Aids virus ‘helped’ scientists cure major diseases

Scientists found, at the origin of both diseases, a genetic defect that results in the deficiency of a protein essential in the early years of life. In the case of metachromatic leukodystrophy, previously incurable, the nervous system is affected.

Babies with the disease are apparently healthy at birth, but at some point they begin to gradually lose the cognitive and motor skills they have acquired, with no possibility of stopping the neuro-degenerative process.

Children with Wiskott-Aldrich syndrome, on the other hand, have a faulty immune system that makes them vulnerable to the development of infections, auto-immune diseases and 
cancer.
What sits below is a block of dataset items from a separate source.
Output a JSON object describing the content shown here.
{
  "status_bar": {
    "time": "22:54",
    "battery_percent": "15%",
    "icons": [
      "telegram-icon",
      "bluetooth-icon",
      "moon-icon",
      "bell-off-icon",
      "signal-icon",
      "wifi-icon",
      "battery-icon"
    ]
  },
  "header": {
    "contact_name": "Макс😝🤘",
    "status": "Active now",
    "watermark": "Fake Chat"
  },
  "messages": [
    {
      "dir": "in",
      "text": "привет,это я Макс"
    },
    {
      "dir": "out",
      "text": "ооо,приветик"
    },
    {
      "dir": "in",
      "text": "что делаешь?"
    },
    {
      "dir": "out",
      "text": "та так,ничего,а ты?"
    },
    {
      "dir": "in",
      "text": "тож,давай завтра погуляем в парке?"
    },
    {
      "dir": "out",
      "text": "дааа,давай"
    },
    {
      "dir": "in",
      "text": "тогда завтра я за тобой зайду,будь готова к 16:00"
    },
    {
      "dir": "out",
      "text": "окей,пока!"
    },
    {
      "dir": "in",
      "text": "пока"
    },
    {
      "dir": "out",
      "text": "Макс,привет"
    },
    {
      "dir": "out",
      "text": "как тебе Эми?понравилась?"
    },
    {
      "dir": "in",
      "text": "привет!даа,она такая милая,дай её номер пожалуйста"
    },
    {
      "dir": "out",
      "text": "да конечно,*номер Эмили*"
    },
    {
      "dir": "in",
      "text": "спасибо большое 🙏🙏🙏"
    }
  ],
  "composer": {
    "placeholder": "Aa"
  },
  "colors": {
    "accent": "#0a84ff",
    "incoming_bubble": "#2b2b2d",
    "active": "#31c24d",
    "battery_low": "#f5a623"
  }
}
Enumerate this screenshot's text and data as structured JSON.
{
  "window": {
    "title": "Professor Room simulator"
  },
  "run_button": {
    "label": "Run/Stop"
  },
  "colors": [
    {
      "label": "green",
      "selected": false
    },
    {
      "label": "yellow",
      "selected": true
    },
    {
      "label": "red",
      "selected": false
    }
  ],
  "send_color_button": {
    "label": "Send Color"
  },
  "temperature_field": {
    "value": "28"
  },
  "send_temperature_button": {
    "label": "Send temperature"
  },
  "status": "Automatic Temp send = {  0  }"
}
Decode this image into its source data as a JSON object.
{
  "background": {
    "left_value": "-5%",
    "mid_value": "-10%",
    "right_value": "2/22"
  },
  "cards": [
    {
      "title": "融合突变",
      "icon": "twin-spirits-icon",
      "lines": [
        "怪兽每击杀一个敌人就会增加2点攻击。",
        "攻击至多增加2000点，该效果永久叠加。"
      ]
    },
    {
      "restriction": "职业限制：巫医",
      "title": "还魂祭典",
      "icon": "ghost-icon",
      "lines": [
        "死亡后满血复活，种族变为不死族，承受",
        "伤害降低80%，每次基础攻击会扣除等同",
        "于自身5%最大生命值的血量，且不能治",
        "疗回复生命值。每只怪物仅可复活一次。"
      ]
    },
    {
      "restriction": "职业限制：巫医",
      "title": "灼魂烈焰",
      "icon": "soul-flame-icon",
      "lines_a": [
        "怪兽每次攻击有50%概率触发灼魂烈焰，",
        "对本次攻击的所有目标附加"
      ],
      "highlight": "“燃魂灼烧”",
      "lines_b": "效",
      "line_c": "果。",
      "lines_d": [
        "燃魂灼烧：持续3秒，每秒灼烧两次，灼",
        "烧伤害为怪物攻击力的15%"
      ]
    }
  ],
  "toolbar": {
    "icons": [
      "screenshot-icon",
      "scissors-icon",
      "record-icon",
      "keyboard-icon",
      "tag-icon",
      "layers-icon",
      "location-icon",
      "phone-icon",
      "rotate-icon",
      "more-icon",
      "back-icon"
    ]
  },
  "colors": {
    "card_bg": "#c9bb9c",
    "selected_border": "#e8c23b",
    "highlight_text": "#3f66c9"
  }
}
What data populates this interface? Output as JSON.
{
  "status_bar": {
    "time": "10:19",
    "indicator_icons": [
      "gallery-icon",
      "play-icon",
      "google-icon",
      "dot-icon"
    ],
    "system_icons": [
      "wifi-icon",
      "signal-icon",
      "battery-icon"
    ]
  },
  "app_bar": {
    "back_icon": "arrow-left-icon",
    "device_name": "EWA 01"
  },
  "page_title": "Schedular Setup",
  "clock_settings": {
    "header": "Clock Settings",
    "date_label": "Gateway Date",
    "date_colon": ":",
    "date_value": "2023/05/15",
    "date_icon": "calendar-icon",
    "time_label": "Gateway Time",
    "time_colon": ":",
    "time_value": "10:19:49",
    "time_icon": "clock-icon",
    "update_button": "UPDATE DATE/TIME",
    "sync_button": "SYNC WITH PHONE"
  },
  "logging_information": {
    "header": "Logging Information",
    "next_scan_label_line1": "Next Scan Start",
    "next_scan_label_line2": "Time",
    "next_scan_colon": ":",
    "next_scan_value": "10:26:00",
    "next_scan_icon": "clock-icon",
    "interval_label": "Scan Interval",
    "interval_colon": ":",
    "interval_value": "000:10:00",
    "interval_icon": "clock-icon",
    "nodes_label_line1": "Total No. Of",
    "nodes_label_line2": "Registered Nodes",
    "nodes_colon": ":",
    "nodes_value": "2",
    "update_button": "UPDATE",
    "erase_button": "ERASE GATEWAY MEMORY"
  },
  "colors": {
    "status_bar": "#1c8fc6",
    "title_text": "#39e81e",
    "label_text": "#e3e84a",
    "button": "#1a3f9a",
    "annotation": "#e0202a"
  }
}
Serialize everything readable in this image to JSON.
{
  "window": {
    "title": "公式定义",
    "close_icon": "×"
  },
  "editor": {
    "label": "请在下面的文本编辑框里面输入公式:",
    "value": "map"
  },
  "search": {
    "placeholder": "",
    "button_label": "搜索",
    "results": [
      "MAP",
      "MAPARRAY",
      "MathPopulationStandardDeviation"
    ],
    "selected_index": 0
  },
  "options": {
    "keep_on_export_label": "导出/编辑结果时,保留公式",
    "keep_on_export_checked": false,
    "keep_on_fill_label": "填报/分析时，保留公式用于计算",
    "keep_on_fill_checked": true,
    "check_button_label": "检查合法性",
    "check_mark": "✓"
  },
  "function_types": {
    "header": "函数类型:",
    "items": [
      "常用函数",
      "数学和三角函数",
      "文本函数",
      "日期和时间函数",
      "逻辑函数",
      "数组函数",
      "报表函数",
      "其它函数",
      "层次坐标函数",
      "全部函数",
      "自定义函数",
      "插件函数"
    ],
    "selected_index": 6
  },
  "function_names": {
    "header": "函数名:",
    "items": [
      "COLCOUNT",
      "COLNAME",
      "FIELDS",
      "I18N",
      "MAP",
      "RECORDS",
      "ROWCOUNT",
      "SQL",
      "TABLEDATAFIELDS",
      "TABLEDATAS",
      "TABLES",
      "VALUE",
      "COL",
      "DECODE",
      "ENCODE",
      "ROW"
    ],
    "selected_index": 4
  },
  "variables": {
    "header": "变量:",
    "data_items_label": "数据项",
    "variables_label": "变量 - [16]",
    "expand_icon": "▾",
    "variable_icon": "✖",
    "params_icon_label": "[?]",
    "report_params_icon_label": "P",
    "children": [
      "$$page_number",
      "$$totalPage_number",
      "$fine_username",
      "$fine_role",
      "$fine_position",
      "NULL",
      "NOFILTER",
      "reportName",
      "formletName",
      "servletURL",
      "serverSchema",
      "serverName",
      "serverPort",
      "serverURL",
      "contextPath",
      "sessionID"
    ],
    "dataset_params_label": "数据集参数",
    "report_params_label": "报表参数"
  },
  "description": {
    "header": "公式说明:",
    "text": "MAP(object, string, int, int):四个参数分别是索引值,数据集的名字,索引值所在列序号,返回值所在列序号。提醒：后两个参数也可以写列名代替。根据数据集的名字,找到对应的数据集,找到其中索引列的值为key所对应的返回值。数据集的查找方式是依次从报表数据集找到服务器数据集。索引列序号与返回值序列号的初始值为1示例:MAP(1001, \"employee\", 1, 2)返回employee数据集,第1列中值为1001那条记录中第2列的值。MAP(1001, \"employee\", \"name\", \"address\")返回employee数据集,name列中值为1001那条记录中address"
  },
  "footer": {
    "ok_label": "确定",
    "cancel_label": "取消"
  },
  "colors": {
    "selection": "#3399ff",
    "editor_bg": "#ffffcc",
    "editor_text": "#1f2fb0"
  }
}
They also have a defect in blood platelets which causes frequent haemorrhaging.

Researchers tried to correct the genetic defect that causes these diseases with gene therapy as part of a £16 million study.

The technique involves withdrawing stem cells from the bone marrow of the patient and introducing a corrected copy of the defective gene using “viral vectors” – a method used to deliver genetic material into cells – derived from the HIV virus. Once re-injected into the body, the treated cells are able to restore the missing protein to key organs.

The breakthrough came after gene therapy was carried out on six children over three years.

Luigi Naldini, director of the San Raffaele Telethon Institute for Gene Therapy in Milan, said: “Three years after the start of the clinical trial, the results obtained from the first six patients are very encouraging. The therapy is not only safe, but also effective and able to change the clinical history of these severe diseases.”

Fellow scientist Alessandro Aiuti, who ran one study, added: “After 15 years of effort and our successes in the laboratory, but frustration as well, it’s exciting to be able to give a concrete solution to the first patients. Thanks to gene therapy, the children no longer have to face severe bleeding and infection. They can run, play, go to school.”

Alessandra Biffi who ran another study, said: “Until now, we have never seen a way to engineer stem cells using gene therapy that is as effective and safe as this one. These results pave the way for new therapies for other more common diseases.”

Both trials called for the participation of 16 patients in total – six suffering from Wiskott-Aldrich syndrome and ten from metachromatic leukodystrophy.

The results, published in the journal Science, refer only to the first six patients – consisting of three from each study for whom sufficient time had passed to let scientists draw the first significant conclusions regarding the treatment’s safety and efficiency.